It has since long come to a consensus that utf-8 is the right choice for files and network, while utf-16 can be slightly better for in-memory processing. However, the addition of emoji characters to unicode weakens the utf-16 arguments.
One of typical arguments for utf-16 is that it is more efficient for asian characters, because it is mostly 2 bytes per character instead of 3–4 bytes in utf-8. People have already pointed out that for normal files, there are also lots of metadata (e.g. HTML tags/css/js), which is ASCII, so the savings are typically cancelled out.
The real advantage, in my opinion, is still in that utf-16 can be largely used as UCS-2, which is the 2-bytes-only predecessor of utf-16. Many people would disagree and think that’s wrong. However, those characters which requires 4 bytes in utf-16 are mostly dead characters which most people will never use, so they deserve some extra handling instead of complicating normal strings. There are so many dead characters and many are not in the current unicode standard yet, because the value is so low but there is a cost for every character.
Average devs may not even know the complexities of encoding. Instead, they just enjoy coding in high level languages based on utf-16 like JavaScript. Even when they write some code with wrong assumption that a char is a character, they may never receive a bug report in reality, unless a QA tests the quirky examples of unicode.
However, this is changed by the emoji characters, which has a much higher frequency of being used, and they are 4 bytes. So devs must add that into their test cases, and they must learn how the encoding works.
Utf-16 still has the slight in-memory processing advantage, because most characters are still single code unit, instead of having to search for all bytes of a character so often in utf-8. Emoji characters will also reduce this advantage, a bit.

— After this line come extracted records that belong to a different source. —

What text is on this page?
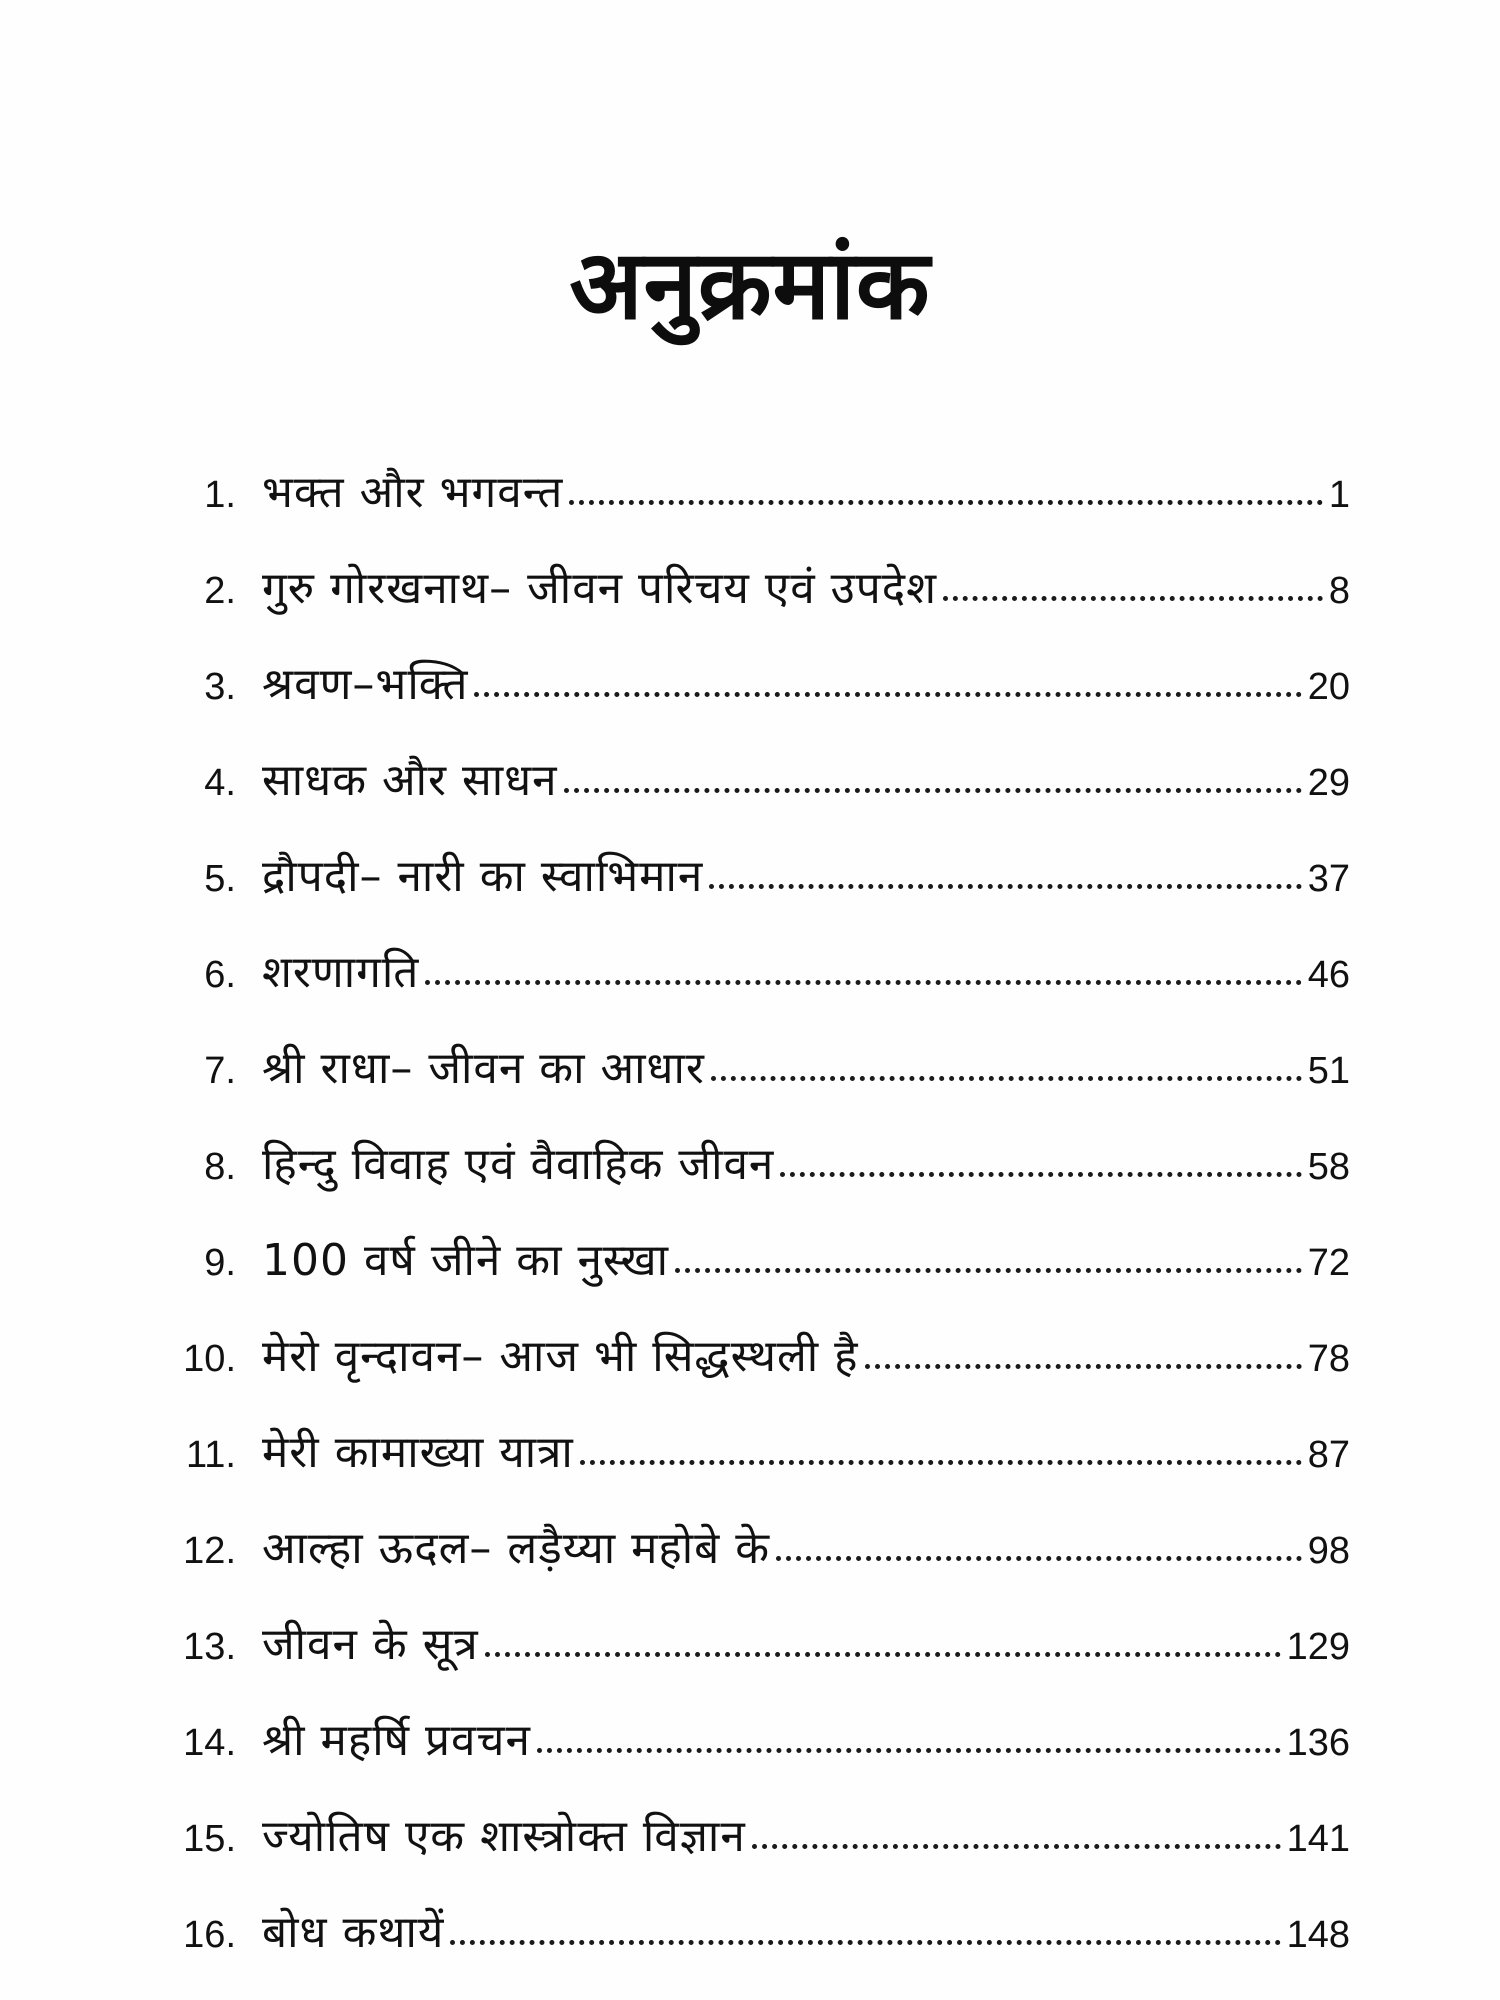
अनुक्रमांक
1. भक्त और भगवन्त	1
2. गुरु गोरखनाथ– जीवन परिचय एवं उपदेश	8
3. श्रवण–भक्ति	20
4. साधक और साधन	29
5. द्रौपदी– नारी का स्वाभिमान	37
6. शरणागति	46
7. श्री राधा– जीवन का आधार	51
8. हिन्दु विवाह एवं वैवाहिक जीवन	58
9. 100 वर्ष जीने का नुस्खा	72
10. मेरो वृन्दावन– आज भी सिद्धस्थली है	78
11. मेरी कामाख्या यात्रा	87
12. आल्हा ऊदल– लड़ैय्या महोबे के	98
13. जीवन के सूत्र	129
14. श्री महर्षि प्रवचन	136
15. ज्योतिष एक शास्त्रोक्त विज्ञान	141
16. बोध कथायें	148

So more and more people would think utf-8 is the one true encoding, especially it has the compatibility with ASCII. This is especially true for C/C++. However, that’s more because C/C++ are really terrible at text processing, unless you use some 3rd party libraries. The wchar_t is pretty much useless on Linux, while the char is basically a byte. Most of the std library string functions takes a byte as a character, thus not working with multibyte utf-8 characters. So, you pretend to be working with utf-8, but in fact working with bytes. However, not all byte strings are utf-8 strings, so compatibility issues come up every so often.
Python 3 tried hard to hide all unicode complexity behind a string type, and differentiate between string and bytes. However, the Linux OS inherits the C issues, and simply pass bytes to Python as strings, which cause errors like invalid string and gives Python 3’s string solution a bad fame.
The varying length of a character also introduce some issue for fixed length buffers, especially for database. For a utf-8 column of 4 bytes, we can no longer say it can store 1–4 characters. Instead, it could be 4, 2, or 1 character only, depending on the character you input. Typical solution is to reserve enough bytes to store the max length, which is a waste and has some performance drawback.
So, after about 20 years, string encoding is still hard. The world will not unify to a single encoding any time soon.